Ia menyebut manakala tidak ada upaya penyerangan yang dilakukan, maka itu sama sekali bukan makar.
"Definisi dalam kitab UU warisan Belanda mengenai makar adalah adanya upaya serangan untuk menggulingkan pemerintah, bila tidak ada namanya bukanlah makar," ujar Asfinawati saat ditemui di Gedung YLBHI seusai jumpa pers, di Jakarta, Selasa (14/5).
Asfinawati menuturkan penggunaan pasal makar ini memiliki dimensi yang berat sebab harus dibuktikan adanya upaya atau percobaan untuk penggulingan pemerintah.
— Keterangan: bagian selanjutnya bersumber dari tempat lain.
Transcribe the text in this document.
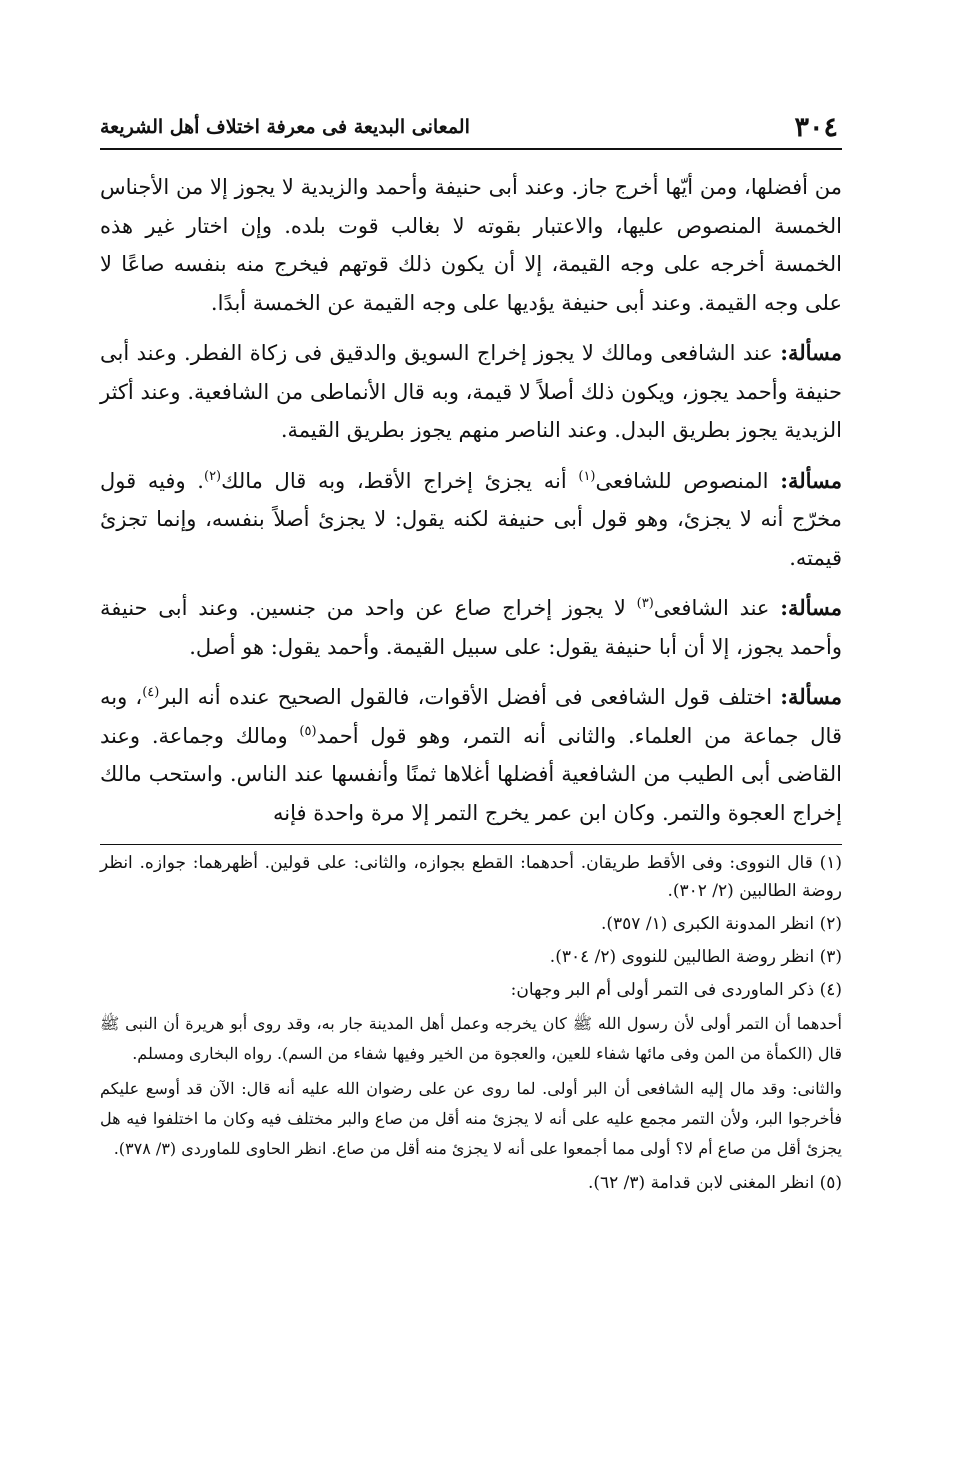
٣٠٤
المعانى البديعة فى معرفة اختلاف أهل الشريعة

من أفضلها، ومن أيّها أخرج جاز. وعند أبى حنيفة وأحمد والزيدية لا يجوز إلا من الأجناس الخمسة المنصوص عليها، والاعتبار بقوته لا بغالب قوت بلده. وإن اختار غير هذه الخمسة أخرجه على وجه القيمة، إلا أن يكون ذلك قوتهم فيخرج منه بنفسه صاعًا لا على وجه القيمة. وعند أبى حنيفة يؤديها على وجه القيمة عن الخمسة أبدًا.

مسألة: عند الشافعى ومالك لا يجوز إخراج السويق والدقيق فى زكاة الفطر. وعند أبى حنيفة وأحمد يجوز، ويكون ذلك أصلاً لا قيمة، وبه قال الأنماطى من الشافعية. وعند أكثر الزيدية يجوز بطريق البدل. وعند الناصر منهم يجوز بطريق القيمة.

مسألة: المنصوص للشافعى$^{(١)}$ أنه يجزئ إخراج الأقط، وبه قال مالك$^{(٢)}$. وفيه قول مخرّج أنه لا يجزئ، وهو قول أبى حنيفة لكنه يقول: لا يجزئ أصلاً بنفسه، وإنما تجزئ قيمته.

مسألة: عند الشافعى$^{(٣)}$ لا يجوز إخراج صاع عن واحد من جنسين. وعند أبى حنيفة وأحمد يجوز، إلا أن أبا حنيفة يقول: على سبيل القيمة. وأحمد يقول: هو أصل.

مسألة: اختلف قول الشافعى فى أفضل الأقوات، فالقول الصحيح عنده أنه البر$^{(٤)}$، وبه قال جماعة من العلماء. والثانى أنه التمر، وهو قول أحمد$^{(٥)}$ ومالك وجماعة. وعند القاضى أبى الطيب من الشافعية أفضلها أغلاها ثمنًا وأنفسها عند الناس. واستحب مالك إخراج العجوة والتمر. وكان ابن عمر يخرج التمر إلا مرة واحدة فإنه

(١) قال النووى: وفى الأقط طريقان. أحدهما: القطع بجوازه، والثانى: على قولين. أظهرهما: جوازه. انظر روضة الطالبين (٢/ ٣٠٢).
(٢) انظر المدونة الكبرى (١/ ٣٥٧).
(٣) انظر روضة الطالبين للنووى (٢/ ٣٠٤).
(٤) ذكر الماوردى فى التمر أولى أم البر وجهان:
أحدهما أن التمر أولى لأن رسول الله ﷺ كان يخرجه وعمل أهل المدينة جار به، وقد روى أبو هريرة أن النبى ﷺ قال (الكمأة من المن وفى مائها شفاء للعين، والعجوة من الخير وفيها شفاء من السم). رواه البخارى ومسلم.
والثانى: وقد مال إليه الشافعى أن البر أولى. لما روى عن على رضوان الله عليه أنه قال: الآن قد أوسع عليكم فأخرجوا البر، ولأن التمر مجمع عليه على أنه لا يجزئ منه أقل من صاع والبر مختلف فيه وكان ما اختلفوا فيه هل يجزئ أقل من صاع أم لا؟ أولى مما أجمعوا على أنه لا يجزئ منه أقل من صاع. انظر الحاوى للماوردى (٣/ ٣٧٨).
(٥) انظر المغنى لابن قدامة (٣/ ٦٢).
Asfinawati mengatakan 'percobaan' pun memiliki definisi tersendiri dan hal tersebut juga harus dibuktikan dengan adanya persiapan senjata.
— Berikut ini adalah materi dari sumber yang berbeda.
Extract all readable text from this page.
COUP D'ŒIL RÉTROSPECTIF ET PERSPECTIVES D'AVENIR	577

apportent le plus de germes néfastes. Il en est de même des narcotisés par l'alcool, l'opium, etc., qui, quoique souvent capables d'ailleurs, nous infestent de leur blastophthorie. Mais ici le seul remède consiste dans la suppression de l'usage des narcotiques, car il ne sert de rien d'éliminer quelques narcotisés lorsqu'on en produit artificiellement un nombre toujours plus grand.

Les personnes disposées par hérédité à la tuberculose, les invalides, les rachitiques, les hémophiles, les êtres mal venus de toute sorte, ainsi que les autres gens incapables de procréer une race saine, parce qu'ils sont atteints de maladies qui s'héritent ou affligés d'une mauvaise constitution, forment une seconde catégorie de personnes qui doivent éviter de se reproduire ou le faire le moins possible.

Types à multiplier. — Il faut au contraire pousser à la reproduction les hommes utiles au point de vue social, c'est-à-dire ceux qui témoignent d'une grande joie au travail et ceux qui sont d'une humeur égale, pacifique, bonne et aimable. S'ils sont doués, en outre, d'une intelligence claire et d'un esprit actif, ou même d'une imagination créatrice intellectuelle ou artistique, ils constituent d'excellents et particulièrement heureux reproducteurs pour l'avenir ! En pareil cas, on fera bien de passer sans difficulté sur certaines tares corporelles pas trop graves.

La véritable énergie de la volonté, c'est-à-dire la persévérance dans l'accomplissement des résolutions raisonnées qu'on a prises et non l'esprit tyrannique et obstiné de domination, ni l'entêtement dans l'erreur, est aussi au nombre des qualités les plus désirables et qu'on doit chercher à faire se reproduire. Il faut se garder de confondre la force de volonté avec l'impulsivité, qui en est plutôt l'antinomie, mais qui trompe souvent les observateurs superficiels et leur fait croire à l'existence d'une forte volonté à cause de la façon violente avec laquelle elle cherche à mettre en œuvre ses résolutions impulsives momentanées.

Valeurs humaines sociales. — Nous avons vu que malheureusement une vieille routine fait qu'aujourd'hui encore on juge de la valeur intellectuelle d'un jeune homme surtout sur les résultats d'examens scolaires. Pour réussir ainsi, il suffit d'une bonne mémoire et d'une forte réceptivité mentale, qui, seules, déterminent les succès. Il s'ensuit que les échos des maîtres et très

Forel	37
Baca Juga: Kivlan Zen: Apa Buktinya Saya Makar, Masa Bicara Saja Nggak Boleh
"Kalau di negara ini memang ada pelanggaran hukum, gunakan pasal yang sesuai dan tidak langsung dengan pasal makar. Makar ini dimensinya berat dan tidak sembarangan digunakan sebab yang dihancurkan adalah hukum itu sendiri," ujarnya.